Accumulating mixed data and then accessing it

GlenHenshaw · July 31, 2018, 1:36pm

I have code that iterates over a long, indeterminate period of time, and at the end of each iteration produces a mixed set of data. I would like to efficiently store all of this data and then do something useful with it (like plot it) at the end.

Right now I’m attempting to do something like the following:

foo = []
for i=1:infinity
    a = f1(i) # This happens to be a Float64
    b = f2(i) # This happens to be a vector [x, y, z] of Float64's
    c = f3(i) # This happens to be an Int32
    push!(foo, [a, b, c])
end

When done, I have in foo an array of vectors. Which I can’t figure out how to do anything useful with. I can, of course, access the first vector, the second vector, etc, simply by indexing as foo[1], foo[2], etc. But what I actually need to do is pull out all of the “a” values as a single dimensional vector, all of the “b” values as a 3xN matrix, etc.
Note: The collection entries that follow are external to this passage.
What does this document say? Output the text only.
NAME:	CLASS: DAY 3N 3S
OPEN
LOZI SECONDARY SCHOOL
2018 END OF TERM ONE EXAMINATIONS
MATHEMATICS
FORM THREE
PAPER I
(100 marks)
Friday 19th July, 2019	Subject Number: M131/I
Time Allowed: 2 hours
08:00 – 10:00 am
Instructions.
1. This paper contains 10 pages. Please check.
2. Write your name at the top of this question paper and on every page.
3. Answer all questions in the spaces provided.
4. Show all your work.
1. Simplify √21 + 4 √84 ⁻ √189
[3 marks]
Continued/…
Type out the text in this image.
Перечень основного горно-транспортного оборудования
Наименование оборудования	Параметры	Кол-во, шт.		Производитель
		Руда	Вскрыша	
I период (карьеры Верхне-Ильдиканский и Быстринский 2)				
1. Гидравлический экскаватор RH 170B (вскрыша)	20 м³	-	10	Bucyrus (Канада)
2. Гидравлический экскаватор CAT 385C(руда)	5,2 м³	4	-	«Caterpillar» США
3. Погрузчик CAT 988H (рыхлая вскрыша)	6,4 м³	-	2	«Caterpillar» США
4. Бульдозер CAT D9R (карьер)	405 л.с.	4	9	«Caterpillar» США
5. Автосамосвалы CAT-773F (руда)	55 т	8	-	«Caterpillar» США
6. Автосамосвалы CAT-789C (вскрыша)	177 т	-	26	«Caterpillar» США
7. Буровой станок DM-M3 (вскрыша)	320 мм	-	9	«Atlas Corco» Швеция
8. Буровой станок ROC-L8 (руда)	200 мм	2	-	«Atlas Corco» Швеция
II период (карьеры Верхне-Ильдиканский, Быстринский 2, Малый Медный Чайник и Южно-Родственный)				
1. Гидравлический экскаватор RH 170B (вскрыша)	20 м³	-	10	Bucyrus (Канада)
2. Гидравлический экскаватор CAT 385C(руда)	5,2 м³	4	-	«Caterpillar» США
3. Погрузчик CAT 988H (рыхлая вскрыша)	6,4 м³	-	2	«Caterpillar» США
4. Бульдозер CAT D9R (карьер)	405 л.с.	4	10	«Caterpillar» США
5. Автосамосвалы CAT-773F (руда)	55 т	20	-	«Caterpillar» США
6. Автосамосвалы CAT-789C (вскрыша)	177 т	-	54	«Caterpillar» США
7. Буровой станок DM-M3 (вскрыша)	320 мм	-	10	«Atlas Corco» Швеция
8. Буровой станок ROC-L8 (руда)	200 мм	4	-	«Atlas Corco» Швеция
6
The obvious first thing to try is just indexing the foo array, ie:

a = foo[:,1]
b = foo[:,2]
c = foo[:,3]

but because foo is not, in fact, a multidimensional array, the “:” index doesn’t look into the individual vector elements of the array, so I just get the original foo array back.

A list comprehension seemed like it might do the trick:

(a, b, c) = [(bar[1], bar[2], bar[3]) for bar in foo]

but all this does is stick the last value in the “a” column into a, etc.

I can make it work by doing one list comprehension per column, ie

a = [bar[1] for bar in foo]

does in fact pull out the first column that I want. But then I have to do a separate list comprehension for every column in the array. Which seems inefficient, not to mention really really kludgy.

Is there an idiomatic way of doing this that I’m just missing? This seems like it should be straightforward, but it isn’t.

baggepinnen · July 31, 2018, 1:43pm

Check out https://github.com/baggepinnen/DeepGetfield.jl/
It was created to solve that problem for myself. The README should have some example use cases.

platawiec · July 31, 2018, 1:58pm

If I’m just prototyping a quick script, I push! to foo_a, foo_b, and foo_c independently. That way I have an explicit call to foo_a = Float64[] and my arrays aren’t filled with Any.

The other way I solve this is with a DataFrame. Presumably each iteration i is an “experiment”, which you record the results of in the columns. Your code becomes:

foo = DataFrame(a = [], b = [], c = [])
for i=1:infinity
    a = f1(i) # This happens to be a Float64
    b = f2(i) # This happens to be a vector [x, y, z] of Float64's
    c = f3(i) # This happens to be an Int32
    push!(foo, [a, b, c])
end

And you can access them via foo[:a].